The queues are too great to visit Anne Frank’s house today but the surrounding area is exquisite. Trees line canals and pretty pavements run down either side. Straight rows of houses face each other across the canal. Four to six storeys high the houses are tall and narrow, pressed together like dominos in a pack. Angus informs me that the long windows of these houses hark back to a Calvinist past where the house – like the soul – was to have nothing to hide.

We stop for more refreshment, this time with some food that doesn’t scare me. From my café seat on the riverbank with a glass of Rosé in one hand and some strong ‘auld’ cheese in the other I can at last look up to observe the roof-tops. Each one is different. Like pinnacles in a crown some are triangular, some flame-shaped, but all look one-dimensional as if each slim house were sporting an elaborate headdress.

Redeeming my poor show at lunch I choose a typically Dutch supper of ham, new potatoes, butter and white asparagus – a simple dish that makes me happy. Which is a good thing because we are about to set off for our final destination – the one I am most apprehensive about.

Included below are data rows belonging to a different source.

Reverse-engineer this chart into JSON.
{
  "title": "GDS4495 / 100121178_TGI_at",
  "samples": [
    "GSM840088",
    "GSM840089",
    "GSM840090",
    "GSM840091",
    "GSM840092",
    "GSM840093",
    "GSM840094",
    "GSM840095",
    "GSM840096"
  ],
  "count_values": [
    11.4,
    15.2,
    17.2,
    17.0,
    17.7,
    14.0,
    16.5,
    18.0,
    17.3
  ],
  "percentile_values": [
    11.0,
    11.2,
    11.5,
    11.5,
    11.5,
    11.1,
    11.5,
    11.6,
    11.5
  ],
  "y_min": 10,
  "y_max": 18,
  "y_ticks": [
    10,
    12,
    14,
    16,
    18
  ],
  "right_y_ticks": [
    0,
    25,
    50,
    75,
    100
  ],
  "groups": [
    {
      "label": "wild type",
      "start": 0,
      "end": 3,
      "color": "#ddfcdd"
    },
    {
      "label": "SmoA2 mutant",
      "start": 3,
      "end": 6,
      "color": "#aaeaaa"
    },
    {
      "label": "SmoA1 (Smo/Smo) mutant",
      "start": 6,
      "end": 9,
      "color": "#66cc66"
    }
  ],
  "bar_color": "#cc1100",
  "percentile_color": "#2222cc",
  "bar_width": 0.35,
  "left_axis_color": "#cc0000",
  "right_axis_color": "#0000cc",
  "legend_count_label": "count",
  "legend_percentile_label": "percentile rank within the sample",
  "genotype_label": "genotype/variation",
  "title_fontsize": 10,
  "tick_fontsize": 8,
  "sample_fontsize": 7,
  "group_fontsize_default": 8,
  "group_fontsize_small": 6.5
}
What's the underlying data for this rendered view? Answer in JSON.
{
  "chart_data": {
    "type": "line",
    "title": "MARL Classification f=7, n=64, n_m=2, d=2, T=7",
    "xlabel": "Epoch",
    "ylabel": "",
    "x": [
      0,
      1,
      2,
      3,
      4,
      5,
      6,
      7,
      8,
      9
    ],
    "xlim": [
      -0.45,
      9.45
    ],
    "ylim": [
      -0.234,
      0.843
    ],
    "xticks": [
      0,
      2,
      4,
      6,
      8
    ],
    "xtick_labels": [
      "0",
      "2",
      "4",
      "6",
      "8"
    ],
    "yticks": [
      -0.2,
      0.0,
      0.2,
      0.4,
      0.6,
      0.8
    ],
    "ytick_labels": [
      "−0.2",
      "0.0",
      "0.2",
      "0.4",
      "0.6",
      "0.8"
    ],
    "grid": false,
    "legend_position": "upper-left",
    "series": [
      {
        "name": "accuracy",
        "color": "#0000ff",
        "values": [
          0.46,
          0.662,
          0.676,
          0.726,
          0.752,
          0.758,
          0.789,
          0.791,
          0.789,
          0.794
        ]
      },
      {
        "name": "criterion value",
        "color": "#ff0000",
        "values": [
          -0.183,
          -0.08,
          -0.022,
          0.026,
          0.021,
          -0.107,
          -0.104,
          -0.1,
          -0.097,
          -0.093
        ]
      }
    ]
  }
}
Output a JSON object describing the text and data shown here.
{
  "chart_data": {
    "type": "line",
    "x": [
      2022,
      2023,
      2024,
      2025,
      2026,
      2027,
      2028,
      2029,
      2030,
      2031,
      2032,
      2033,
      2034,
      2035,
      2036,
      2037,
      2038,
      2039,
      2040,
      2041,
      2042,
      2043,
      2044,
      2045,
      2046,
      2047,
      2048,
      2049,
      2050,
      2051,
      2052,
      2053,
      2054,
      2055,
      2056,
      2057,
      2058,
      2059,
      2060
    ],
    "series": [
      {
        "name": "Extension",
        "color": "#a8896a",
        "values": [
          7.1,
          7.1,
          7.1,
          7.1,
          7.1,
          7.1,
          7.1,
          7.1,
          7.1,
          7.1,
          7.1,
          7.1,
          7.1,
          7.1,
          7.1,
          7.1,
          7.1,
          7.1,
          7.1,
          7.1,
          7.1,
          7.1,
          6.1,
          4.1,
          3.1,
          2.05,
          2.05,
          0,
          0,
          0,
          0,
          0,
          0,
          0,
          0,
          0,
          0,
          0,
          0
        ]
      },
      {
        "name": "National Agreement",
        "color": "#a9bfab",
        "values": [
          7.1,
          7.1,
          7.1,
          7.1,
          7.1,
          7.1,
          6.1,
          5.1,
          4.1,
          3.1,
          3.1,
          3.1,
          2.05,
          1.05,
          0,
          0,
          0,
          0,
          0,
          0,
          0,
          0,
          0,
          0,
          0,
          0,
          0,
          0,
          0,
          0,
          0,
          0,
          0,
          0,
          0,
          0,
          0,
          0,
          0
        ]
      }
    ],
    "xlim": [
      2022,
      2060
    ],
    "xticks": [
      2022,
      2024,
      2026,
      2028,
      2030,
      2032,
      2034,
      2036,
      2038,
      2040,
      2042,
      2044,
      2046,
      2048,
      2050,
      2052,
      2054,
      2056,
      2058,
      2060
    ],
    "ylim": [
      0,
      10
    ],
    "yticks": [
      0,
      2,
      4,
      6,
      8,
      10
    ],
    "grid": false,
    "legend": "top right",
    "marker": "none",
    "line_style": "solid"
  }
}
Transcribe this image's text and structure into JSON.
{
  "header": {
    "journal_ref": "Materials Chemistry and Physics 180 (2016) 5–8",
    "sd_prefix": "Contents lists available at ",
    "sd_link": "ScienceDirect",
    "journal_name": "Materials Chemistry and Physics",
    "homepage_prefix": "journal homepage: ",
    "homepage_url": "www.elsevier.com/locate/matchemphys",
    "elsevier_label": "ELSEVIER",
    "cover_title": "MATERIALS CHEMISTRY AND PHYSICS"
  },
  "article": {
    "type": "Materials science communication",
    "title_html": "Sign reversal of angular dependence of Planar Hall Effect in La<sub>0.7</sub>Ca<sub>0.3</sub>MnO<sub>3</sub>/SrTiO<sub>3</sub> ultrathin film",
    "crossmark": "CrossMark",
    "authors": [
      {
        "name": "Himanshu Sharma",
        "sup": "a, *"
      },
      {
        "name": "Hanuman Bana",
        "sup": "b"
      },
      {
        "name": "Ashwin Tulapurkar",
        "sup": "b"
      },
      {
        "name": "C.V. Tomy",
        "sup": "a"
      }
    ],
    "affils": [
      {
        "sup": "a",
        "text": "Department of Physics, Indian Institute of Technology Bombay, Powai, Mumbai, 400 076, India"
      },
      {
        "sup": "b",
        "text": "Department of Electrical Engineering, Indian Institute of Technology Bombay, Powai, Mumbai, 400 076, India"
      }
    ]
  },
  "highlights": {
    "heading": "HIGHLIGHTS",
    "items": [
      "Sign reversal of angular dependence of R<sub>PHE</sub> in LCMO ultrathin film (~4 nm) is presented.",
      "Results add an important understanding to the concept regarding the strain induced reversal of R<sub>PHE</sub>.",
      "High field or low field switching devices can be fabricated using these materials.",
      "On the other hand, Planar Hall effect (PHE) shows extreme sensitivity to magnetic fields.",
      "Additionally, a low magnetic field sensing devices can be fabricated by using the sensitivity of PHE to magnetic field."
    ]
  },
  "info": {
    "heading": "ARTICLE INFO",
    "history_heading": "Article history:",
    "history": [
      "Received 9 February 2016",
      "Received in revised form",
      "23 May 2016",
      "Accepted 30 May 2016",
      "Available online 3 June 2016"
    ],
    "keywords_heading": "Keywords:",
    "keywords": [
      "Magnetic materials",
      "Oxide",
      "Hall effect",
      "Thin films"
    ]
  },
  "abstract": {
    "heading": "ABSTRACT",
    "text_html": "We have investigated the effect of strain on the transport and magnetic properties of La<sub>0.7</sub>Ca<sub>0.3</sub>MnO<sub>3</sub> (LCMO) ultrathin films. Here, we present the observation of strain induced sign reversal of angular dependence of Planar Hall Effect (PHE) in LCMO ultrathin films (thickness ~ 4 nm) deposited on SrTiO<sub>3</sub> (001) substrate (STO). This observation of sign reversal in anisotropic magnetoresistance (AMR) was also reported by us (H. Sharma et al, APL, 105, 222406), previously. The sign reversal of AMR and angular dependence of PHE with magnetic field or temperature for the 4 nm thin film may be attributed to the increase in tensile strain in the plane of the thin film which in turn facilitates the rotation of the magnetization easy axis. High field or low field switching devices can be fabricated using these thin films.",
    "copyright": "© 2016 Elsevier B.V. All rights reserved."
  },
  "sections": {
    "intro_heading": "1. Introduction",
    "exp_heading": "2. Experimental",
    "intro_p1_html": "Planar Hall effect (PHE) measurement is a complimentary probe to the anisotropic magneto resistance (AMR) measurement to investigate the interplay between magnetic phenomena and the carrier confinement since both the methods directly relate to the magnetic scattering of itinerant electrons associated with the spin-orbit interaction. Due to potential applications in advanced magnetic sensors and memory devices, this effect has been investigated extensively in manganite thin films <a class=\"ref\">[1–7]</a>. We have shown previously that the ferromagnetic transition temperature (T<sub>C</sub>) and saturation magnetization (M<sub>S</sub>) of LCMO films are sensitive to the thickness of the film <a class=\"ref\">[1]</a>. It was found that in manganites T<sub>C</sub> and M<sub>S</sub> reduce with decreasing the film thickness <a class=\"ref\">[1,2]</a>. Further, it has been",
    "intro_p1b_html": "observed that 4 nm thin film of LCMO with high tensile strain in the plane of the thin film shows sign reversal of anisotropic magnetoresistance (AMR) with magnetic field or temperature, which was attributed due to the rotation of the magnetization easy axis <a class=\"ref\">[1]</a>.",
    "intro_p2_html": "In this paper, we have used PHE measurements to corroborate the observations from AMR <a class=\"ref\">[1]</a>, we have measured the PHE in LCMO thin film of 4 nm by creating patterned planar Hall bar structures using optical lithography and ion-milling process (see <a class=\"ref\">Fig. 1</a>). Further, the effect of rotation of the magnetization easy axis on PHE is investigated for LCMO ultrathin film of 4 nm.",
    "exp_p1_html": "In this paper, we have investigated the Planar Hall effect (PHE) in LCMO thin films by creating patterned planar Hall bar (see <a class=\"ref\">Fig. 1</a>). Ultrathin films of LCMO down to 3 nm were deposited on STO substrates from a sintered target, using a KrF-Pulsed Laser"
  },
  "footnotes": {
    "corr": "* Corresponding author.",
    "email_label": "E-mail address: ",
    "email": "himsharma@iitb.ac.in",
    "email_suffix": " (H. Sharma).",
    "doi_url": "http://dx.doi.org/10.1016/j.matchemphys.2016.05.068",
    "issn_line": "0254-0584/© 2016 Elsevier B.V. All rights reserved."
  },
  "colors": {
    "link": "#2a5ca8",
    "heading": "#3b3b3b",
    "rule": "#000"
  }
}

“Don’t be such a wuss,” Angus says, paying the bill and standing decisively. “You can’t come to Amsterdam and not see the Red Light District.”

It is surprisingly underwhelming. Girls in luminous bikinis, many of them chatting into their mobiles, stand in shop windows looking bored – snaking into life with a curve of the hips and a widening of their eyes only when a punter peers in. Gormless groups of English stags goad each other like teenagers and run away, giggling.

“He’ll come back later, ” Angus remarks of a young man whose shyness doesn’t quite cover his evident curiosity, “when he’s had enough to drink.”

Pubs on every corner are full of tourists drinking in what might appropriately be called ‘Dutch Courage’. Many of the shop windows are empty already, their contents bought or borrowed for the hour.

We head back to our bikes away from the bustle of the night, quietened but lacking the sense of horror I had imagined I would feel. There is an air of laidback unshockability to this city, a sense of dignity and self-possession that welcomes without needing to try too hard to impress. Much like, perhaps, the Dutch themselves.